Ce n’est pas la première fois que les dirigeants guinéens accusent leurs opposants de vouloir déstabiliser le pays ou de renverser le pouvoir en place. L’on se souvient en effet que par un arrêt n°006 du 11 septembre 2000, la Cour de sûreté de l’État avait condamné l’actuel  Chef de l’État à cinq ans de réclusion criminelle. Il lui était reproché comme infractions l’emploi illégal de la force armée et complicité, l’atteinte à l’autorité de l’État, à l’intégrité du territoire national et complicité, violences et voies de fait sur un agent de la force publique etc.

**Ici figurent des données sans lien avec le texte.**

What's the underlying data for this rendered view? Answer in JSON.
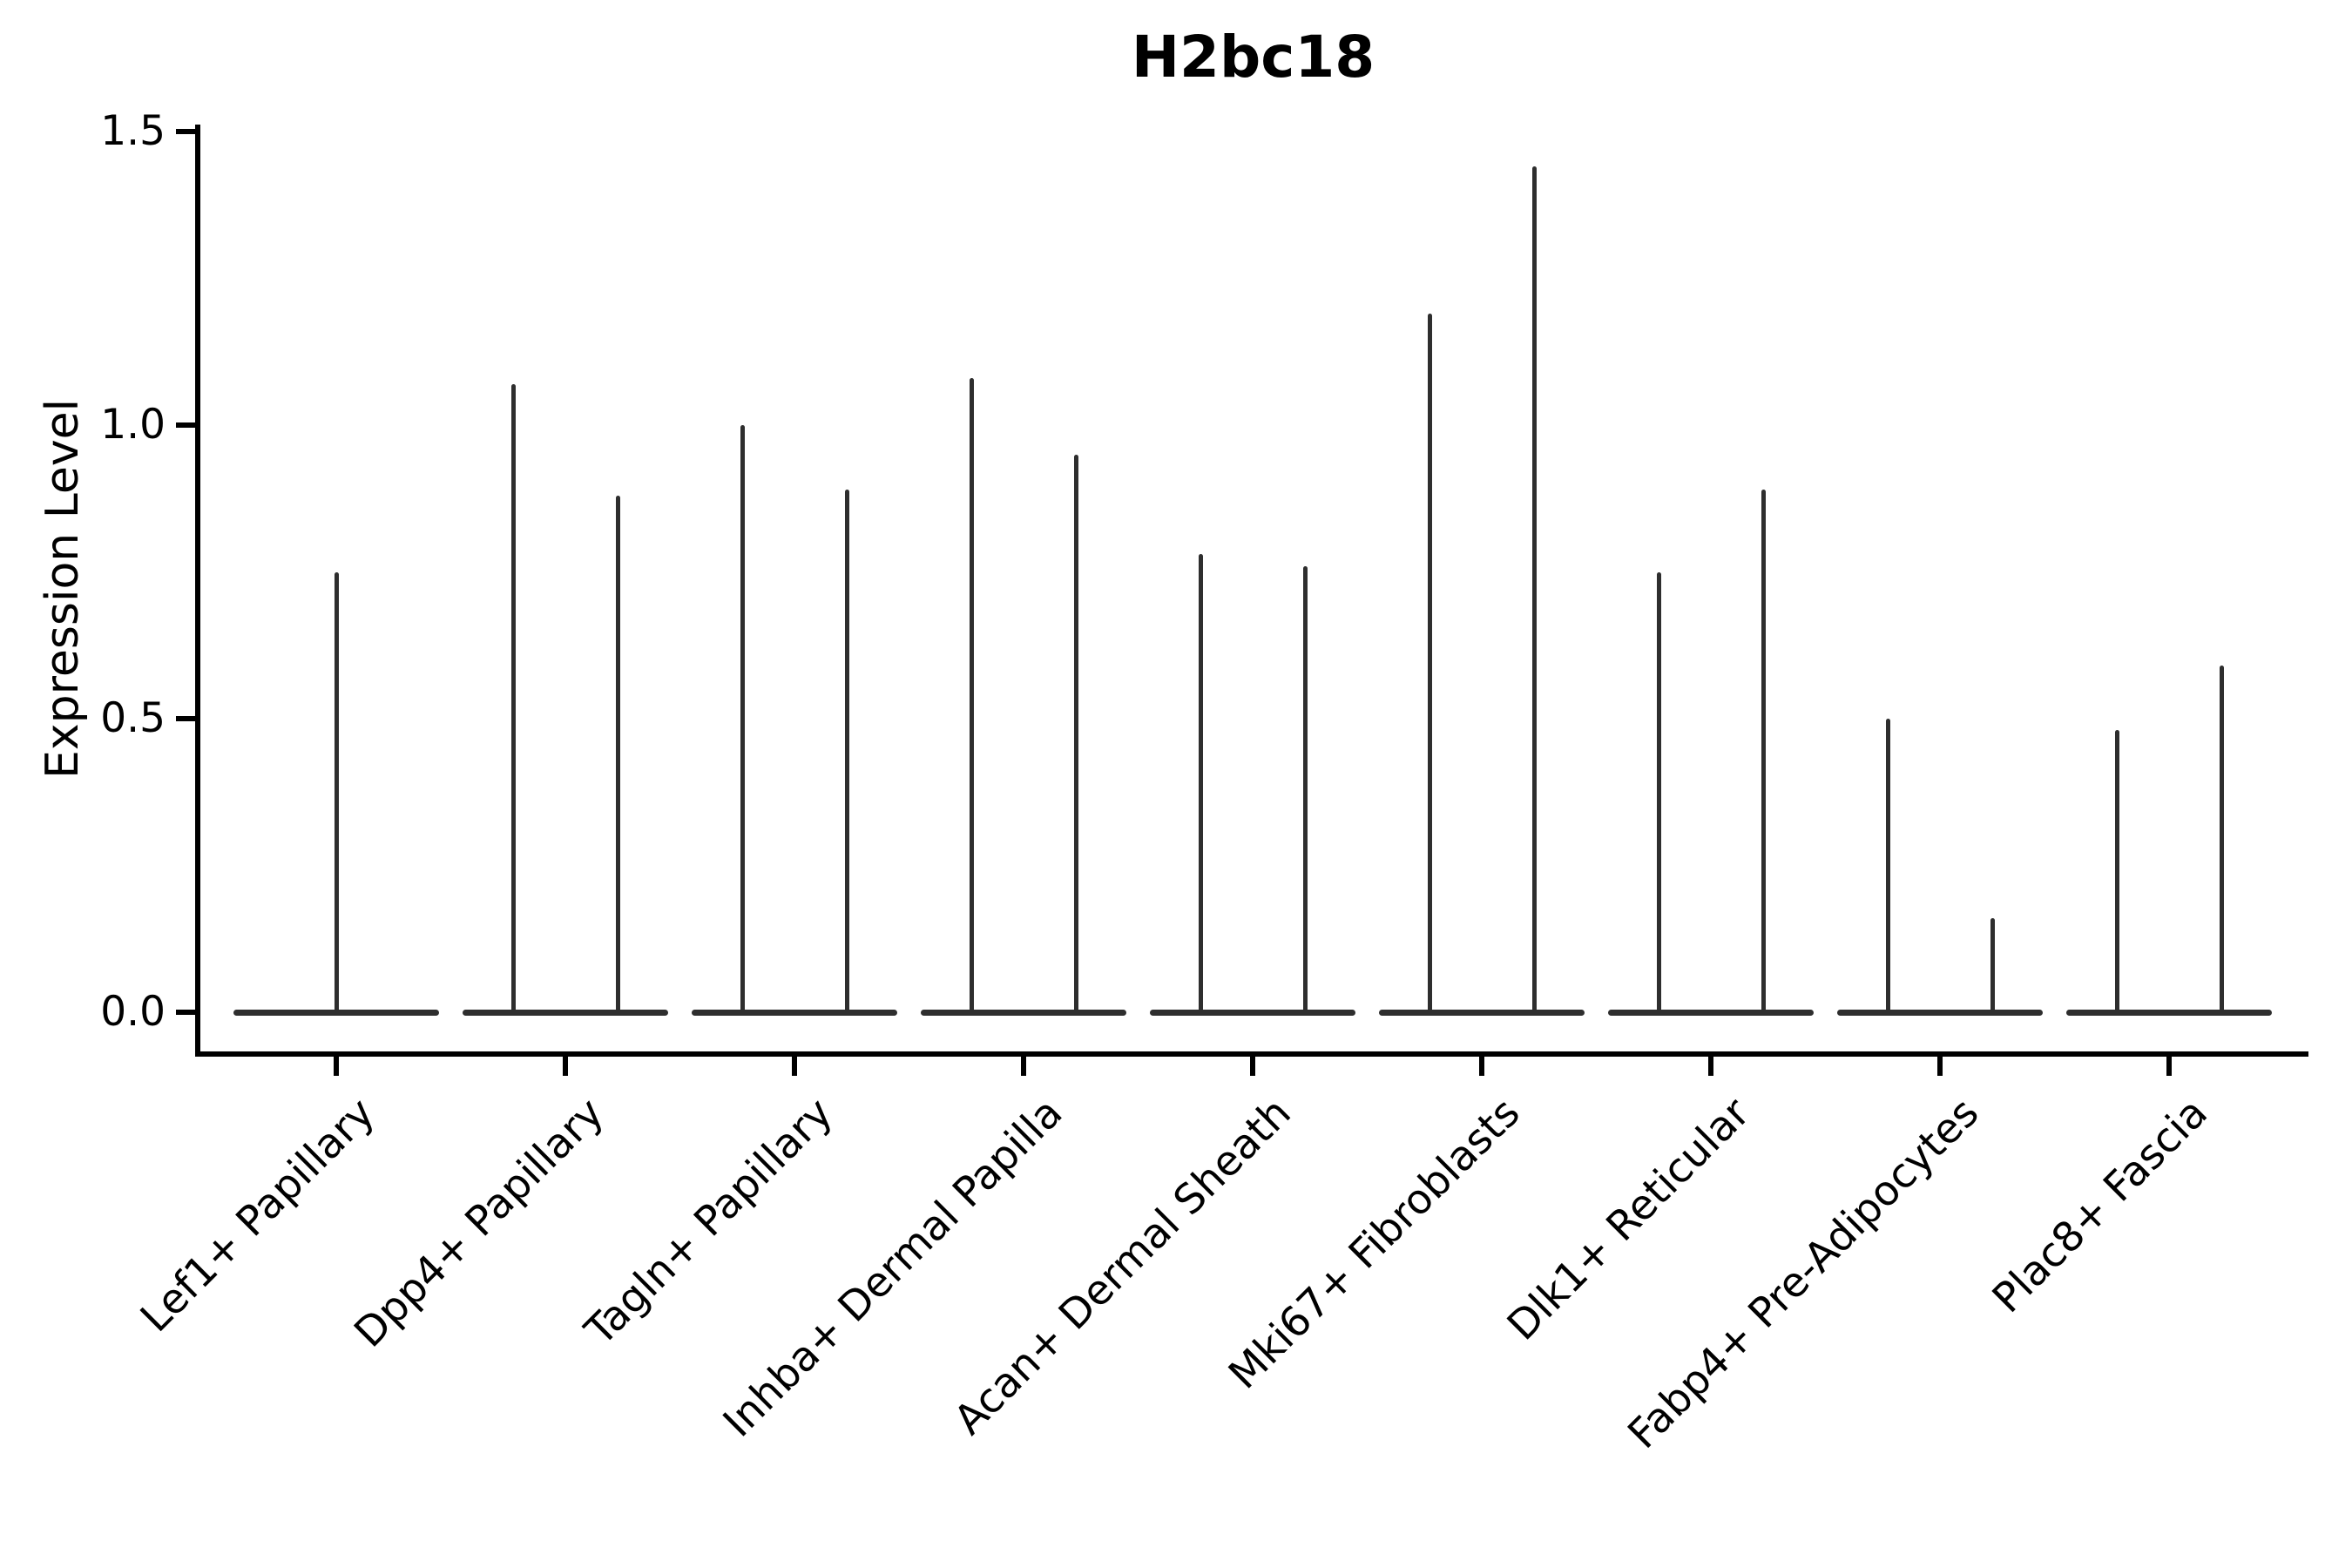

Cette condamnation était l’aboutissement de son procès consécutif à son arrestation en décembre 1998 dans la petite localité de Pinè (Lola) située à l’orée de la frontière guinéo- ivoirienne. Pendant très longtemps, le principal opposant de l’époque avait gardé un mutisme total sur les raisons de sa présence dans cette bourgade se trouvant à un millier de kilomètres de Conakry, de surcroît, un jour d’élection. Une élection à laquelle il était candidat. Il s’est toujours contenté d’affirmer qu’en tant que Guinéen, il était libre de se rendre partout en Guinée sans en demander l’autorisation et sans rendre compte à qui que ce soit. Ce qui n’était pas faux sur le plan juridique. Ce n’est que des années après qu’il a indiqué dans son livre d’entretien : Une certaine idée de la Guinée,  les motifs de sa présence à Pinè. En dépit de faits pour le moins troublants figurant dans son dossier, bon nombre de Guinéens croient aujourd’hui encore que cette affaire n’était qu’un grossier montage dont le seul but était d’affaiblir par une détention un opposant de plus en plus dérangeant. Ils n’ont peut-être pas tort. Le doute sur cette affaire étant d’autant plus légitime que la Guinée a vécu pendant longtemps sous la « complotite ». Comme l’a dit quelqu’un les complots en Guinée relèvent de l’industrie. Il y a eu sur le plan international une vague de condamnations de ce qui avait été considéré alors comme une parodie de justice et de nombreux comités de soutien avaient été créés ça et là pour exiger  la libération de l’illustre détenu.

Devant la mobilisation des opinions publiques en Afrique et en Occident, des pressions certes discrètes mais très efficaces, ont été exercées sur les autorités guinéennes d’alors afin qu’elles procèdent à l’élargissement  de l’intéressé.

Vingt ans après cette histoire qui avait terni l’image de marque de la Guinée au plan international, on croyait en avoir fini avec les accusations de complot, de subversion, de déstabilisation. Mais, comme on le dit souvent, les habitudes ont la vie dure. Cela, d’autant plus que certains parmi ceux qui tenaient les rênes du pouvoir en 2000 et qui savent tout de cette affaire sont au sommet du pouvoir aujourd’hui encore. Il n’est donc pas étonnant qu’ils recyclent les mêmes pratiques pour jeter le discrédit sur un adversaire. C’est pourquoi, en attendant de voir clair dans cette affaire de projet de déstabilisation de la Guinée, la prudence devrait être de mise afin de ne pas céder à la psychose. Il faut espérer que dans les jours ou semaines à venir, l’État donnera des informations plus détaillées et dignes de foi sur cette affaire.